A l’entrée d’un port était une tour équipée d’un guindeau ou cabestan, ou initialement peut-être d’une chèvre (ou crabe ?), pour faire monter ou descendre une chaine pour interdire ou libérer l’accès du port.

Tours à chaînes médiévales: Une forme de défense portuaire où une chaîne est étendue à travers l’entrée d’un port ou d’une rivière pour empêcher l’accès des navires. Le mécanisme abritant la chaîne et permettant sa montée et sa descente était logé dans une tour défensive, souvent un fort d’artillerie à part entière. La fonction principale de ces chaînes peut en fait avoir été de contrôler le commerce et d’assurer la perception des péages. »

La Tour aux crabes est située à l’entrée du port de Dieppe où l’on aurait installé un dispositif de blocage de l’entrée du port équipé d’une chaîne. comme de nombreux port à l’époque : ici celui de Doyle en Irlande.

(Estacade bloquant le fleuve Doyle durant le siège de siège de Derry (Londonderry) (wikipedia)

Chaine (obstacle à la navigation) (Wikipedia):

L’estacade flotte en général à la surface de l’eau, tandis que la chaîne peut se trouver à la surface de l’eau ou sous cette dernière. On pouvait faire flotter la chaîne à l’aide de radeaux, de grumes, de navires ou d’autres bois, qui transformaient ainsi la chaîne en estacade.

Surtout dans les temps médiévaux, l’extrémité de la chaîne pouvait être fixée à une tour. Cela permettait de soulever la chaîne ou de l’abaisser sans danger, car la tour était souvent lourdement fortifiée1. En soulevant et abaissant la chaîne ou l’estacade, on pouvait accorder l’accès sélectivement plutôt que de rendre un plan d’eau tout à fait inaccessible. L’élévation et l’abaissement de la chaîne pouvaient être réalisés à l’aide d’un guindeau ou d’un cabestan3.

Les chaînes et les estacades pouvaient être brisées par un navire suffisamment gros ou lourd ou être démantelées, ce qui arriva à maintes occasions, notamment lors du siège de Damiette, du raid sur la Medway et de la bataille navale de Vigo4,5,6,7. Cependant, il arriva souvent que les attaquants s’emparèrent des défenses et coupèrent la chaîne ou l’estacade par des méthodes plus classiques. Lors du siège de Londonderry, par exemple, l’estacade fut coupée par des marins qui s’en étaient approchés dans une chaloupe.

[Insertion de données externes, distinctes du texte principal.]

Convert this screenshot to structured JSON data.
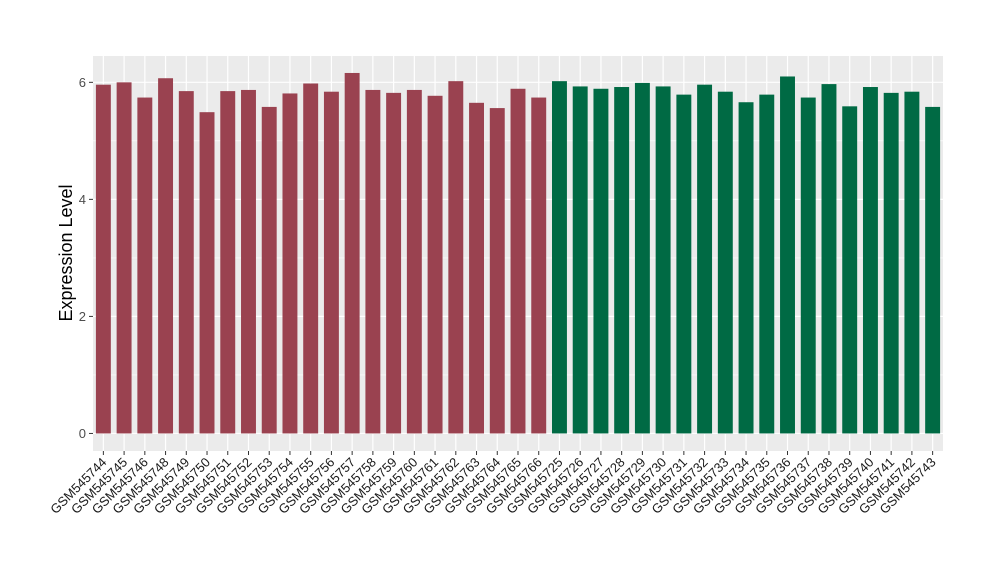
{
  "chart_data": {
    "type": "bar",
    "title": "",
    "xlabel": "",
    "ylabel": "Expression Level",
    "ylim": [
      -0.3,
      6.45
    ],
    "yticks": [
      0,
      2,
      4,
      6
    ],
    "grid": true,
    "categories": [
      "GSM545744",
      "GSM545745",
      "GSM545746",
      "GSM545748",
      "GSM545749",
      "GSM545750",
      "GSM545751",
      "GSM545752",
      "GSM545753",
      "GSM545754",
      "GSM545755",
      "GSM545756",
      "GSM545757",
      "GSM545758",
      "GSM545759",
      "GSM545760",
      "GSM545761",
      "GSM545762",
      "GSM545763",
      "GSM545764",
      "GSM545765",
      "GSM545766",
      "GSM545725",
      "GSM545726",
      "GSM545727",
      "GSM545728",
      "GSM545729",
      "GSM545730",
      "GSM545731",
      "GSM545732",
      "GSM545733",
      "GSM545734",
      "GSM545735",
      "GSM545736",
      "GSM545737",
      "GSM545738",
      "GSM545739",
      "GSM545740",
      "GSM545741",
      "GSM545742",
      "GSM545743"
    ],
    "values": [
      5.96,
      6.0,
      5.74,
      6.07,
      5.85,
      5.49,
      5.85,
      5.87,
      5.58,
      5.81,
      5.98,
      5.84,
      6.16,
      5.87,
      5.82,
      5.87,
      5.77,
      6.02,
      5.65,
      5.56,
      5.89,
      5.74,
      6.02,
      5.93,
      5.89,
      5.92,
      5.99,
      5.93,
      5.79,
      5.96,
      5.84,
      5.66,
      5.79,
      6.1,
      5.74,
      5.97,
      5.59,
      5.92,
      5.82,
      5.84,
      5.58
    ],
    "colors": [
      "#9a4250",
      "#9a4250",
      "#9a4250",
      "#9a4250",
      "#9a4250",
      "#9a4250",
      "#9a4250",
      "#9a4250",
      "#9a4250",
      "#9a4250",
      "#9a4250",
      "#9a4250",
      "#9a4250",
      "#9a4250",
      "#9a4250",
      "#9a4250",
      "#9a4250",
      "#9a4250",
      "#9a4250",
      "#9a4250",
      "#9a4250",
      "#9a4250",
      "#006a44",
      "#006a44",
      "#006a44",
      "#006a44",
      "#006a44",
      "#006a44",
      "#006a44",
      "#006a44",
      "#006a44",
      "#006a44",
      "#006a44",
      "#006a44",
      "#006a44",
      "#006a44",
      "#006a44",
      "#006a44",
      "#006a44",
      "#006a44",
      "#006a44"
    ],
    "panel_background": "#ebebeb",
    "gridline_color": "#ffffff"
  }
}
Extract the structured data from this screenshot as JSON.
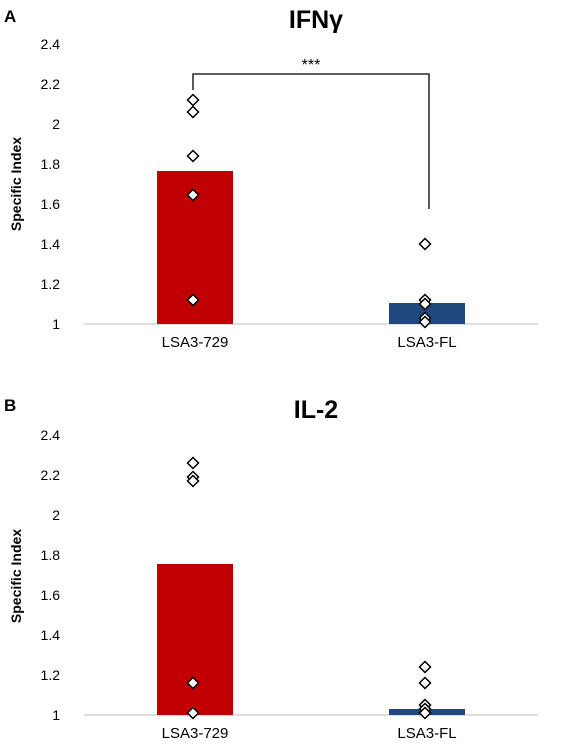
{
  "chart_data": [
    {
      "type": "bar",
      "panel": "A",
      "title": "IFNγ",
      "ylabel": "Specific  Index",
      "xlabel": "",
      "ylim": [
        1,
        2.4
      ],
      "yticks": [
        "1",
        "1.2",
        "1.4",
        "1.6",
        "1.8",
        "2",
        "2.2",
        "2.4"
      ],
      "categories": [
        "LSA3-729",
        "LSA3-FL"
      ],
      "values": [
        1.765,
        1.105
      ],
      "bar_colors": [
        "#c00000",
        "#1f497d"
      ],
      "points": [
        [
          2.12,
          2.06,
          1.84,
          1.645,
          1.12
        ],
        [
          1.4,
          1.12,
          1.1,
          1.03,
          1.01
        ]
      ],
      "significance": {
        "from": 0,
        "to": 1,
        "label": "***",
        "y": 2.25
      }
    },
    {
      "type": "bar",
      "panel": "B",
      "title": "IL-2",
      "ylabel": "Specific  Index",
      "xlabel": "",
      "ylim": [
        1,
        2.4
      ],
      "yticks": [
        "1",
        "1.2",
        "1.4",
        "1.6",
        "1.8",
        "2",
        "2.2",
        "2.4"
      ],
      "categories": [
        "LSA3-729",
        "LSA3-FL"
      ],
      "values": [
        1.755,
        1.03
      ],
      "bar_colors": [
        "#c00000",
        "#1f497d"
      ],
      "points": [
        [
          2.26,
          2.19,
          2.17,
          1.16,
          1.01
        ],
        [
          1.24,
          1.16,
          1.05,
          1.03,
          1.01
        ]
      ]
    }
  ]
}
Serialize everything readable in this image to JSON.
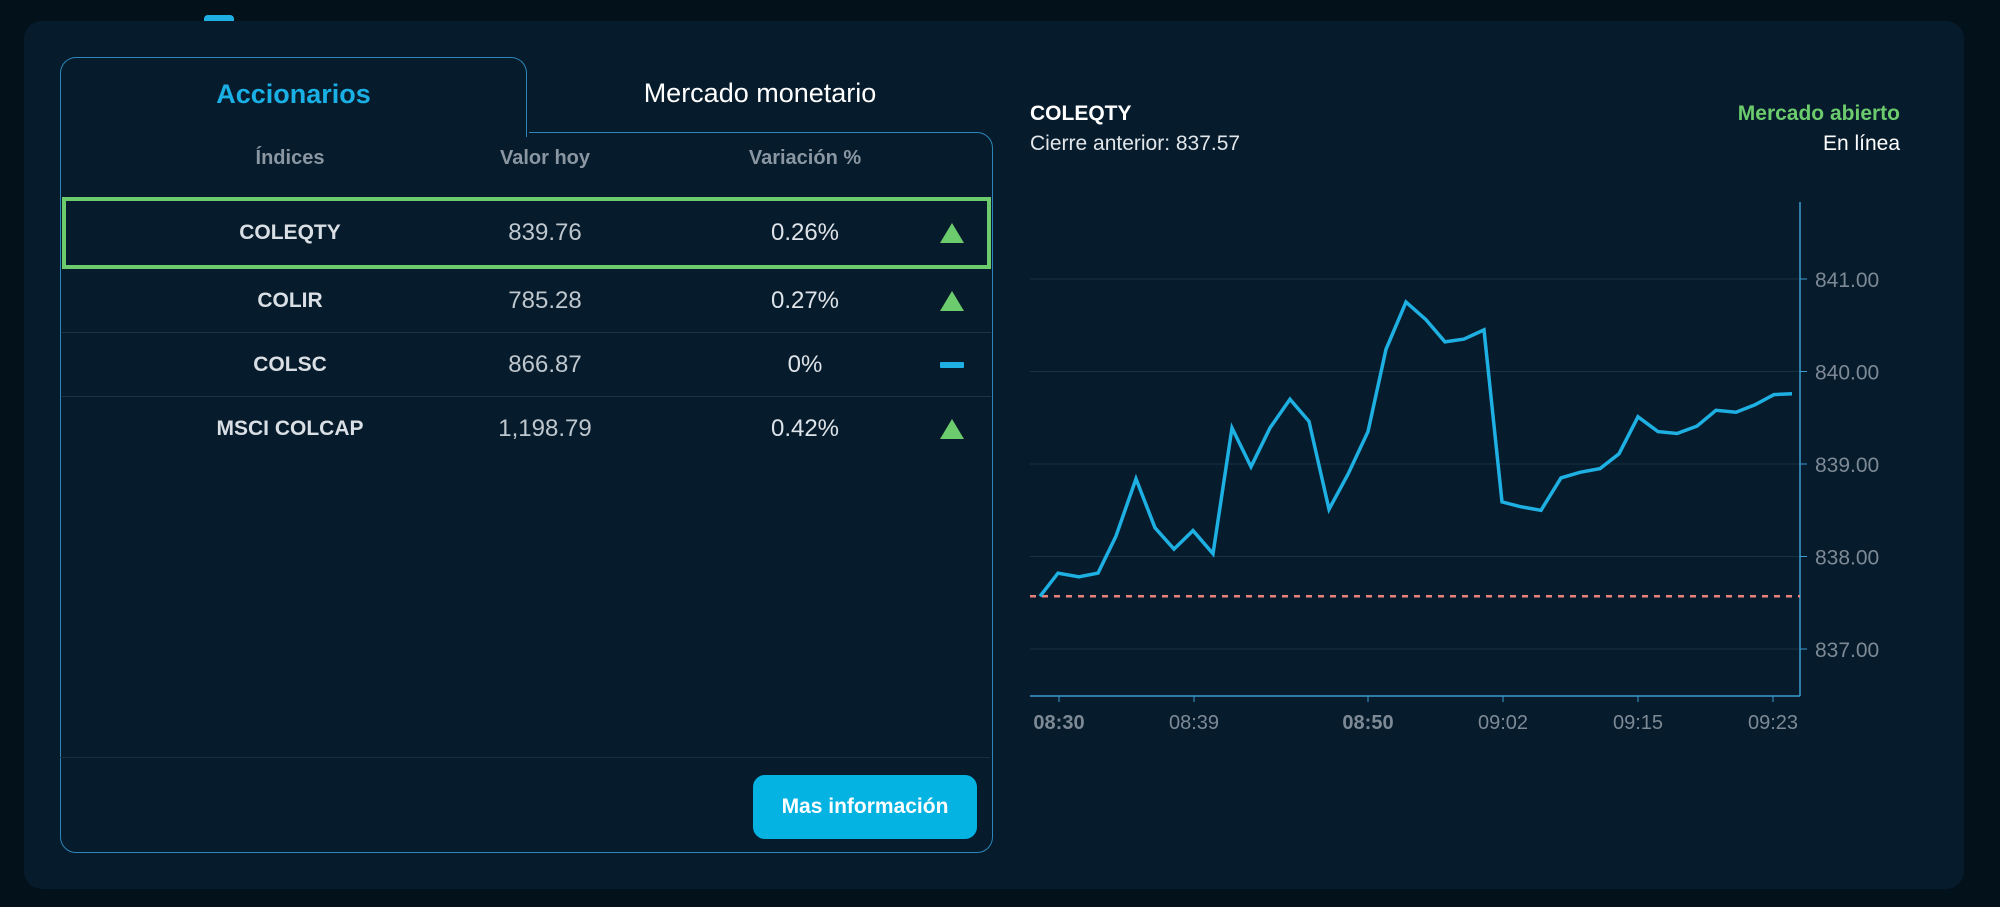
{
  "tabs": {
    "active_label": "Accionarios",
    "inactive_label": "Mercado monetario"
  },
  "table": {
    "headers": {
      "index": "Índices",
      "value": "Valor hoy",
      "variation": "Variación %"
    },
    "rows": [
      {
        "name": "COLEQTY",
        "value": "839.76",
        "variation": "0.26%",
        "trend": "up",
        "selected": true
      },
      {
        "name": "COLIR",
        "value": "785.28",
        "variation": "0.27%",
        "trend": "up",
        "selected": false
      },
      {
        "name": "COLSC",
        "value": "866.87",
        "variation": "0%",
        "trend": "flat",
        "selected": false
      },
      {
        "name": "MSCI COLCAP",
        "value": "1,198.79",
        "variation": "0.42%",
        "trend": "up",
        "selected": false
      }
    ]
  },
  "more_button_label": "Mas información",
  "chart_header": {
    "title": "COLEQTY",
    "previous_close_label": "Cierre anterior: 837.57",
    "market_status": "Mercado abierto",
    "connection_status": "En línea"
  },
  "icons": {
    "up": "triangle-up-icon",
    "flat": "dash-icon"
  },
  "colors": {
    "accent": "#1ab0e6",
    "positive": "#6ccb6c",
    "line": "#1eb0e2",
    "reference_line": "#e8837a",
    "background": "#061b2b",
    "page": "#03111b"
  },
  "chart_data": {
    "type": "line",
    "title": "COLEQTY",
    "xlabel": "",
    "ylabel": "",
    "ylim": [
      836.5,
      841.8
    ],
    "y_ticks": [
      "841.00",
      "840.00",
      "839.00",
      "838.00",
      "837.00"
    ],
    "x_ticks": [
      "08:30",
      "08:39",
      "08:50",
      "09:02",
      "09:15",
      "09:23"
    ],
    "x_ticks_bold": [
      "08:30",
      "08:50"
    ],
    "reference_line": {
      "label": "Cierre anterior",
      "value": 837.57,
      "style": "dashed"
    },
    "grid": "horizontal",
    "y_axis_position": "right",
    "series": [
      {
        "name": "COLEQTY",
        "values": [
          837.57,
          837.82,
          837.78,
          837.82,
          838.22,
          838.84,
          838.31,
          838.08,
          838.28,
          838.03,
          839.39,
          838.97,
          839.39,
          839.7,
          839.46,
          838.51,
          838.89,
          839.35,
          840.24,
          840.75,
          840.56,
          840.32,
          840.35,
          840.45,
          838.59,
          838.54,
          838.5,
          838.85,
          838.91,
          838.95,
          839.11,
          839.51,
          839.35,
          839.33,
          839.41,
          839.58,
          839.56,
          839.64,
          839.75,
          839.76
        ]
      }
    ]
  }
}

Élément clé des défenses, les estacades étaient d’ordinaire fortement défendues par des tours, des batteries ou des forts riverains. Pendant l’ère de la voile, l’estacade qui protégeait un port pouvait être défendue par plusieurs bâtiments et leurs canons de bordée. Dans certaines occasions, plusieurs estacades pouvaient barrer un plan d’eau.

Voir en anglais : Site type in the gatehouse listing : http://www.gatehouse-gazetteer.info/key.html

Proximité linguistique : Grabber machine, machine à pince qui permet d’attraper une peluche.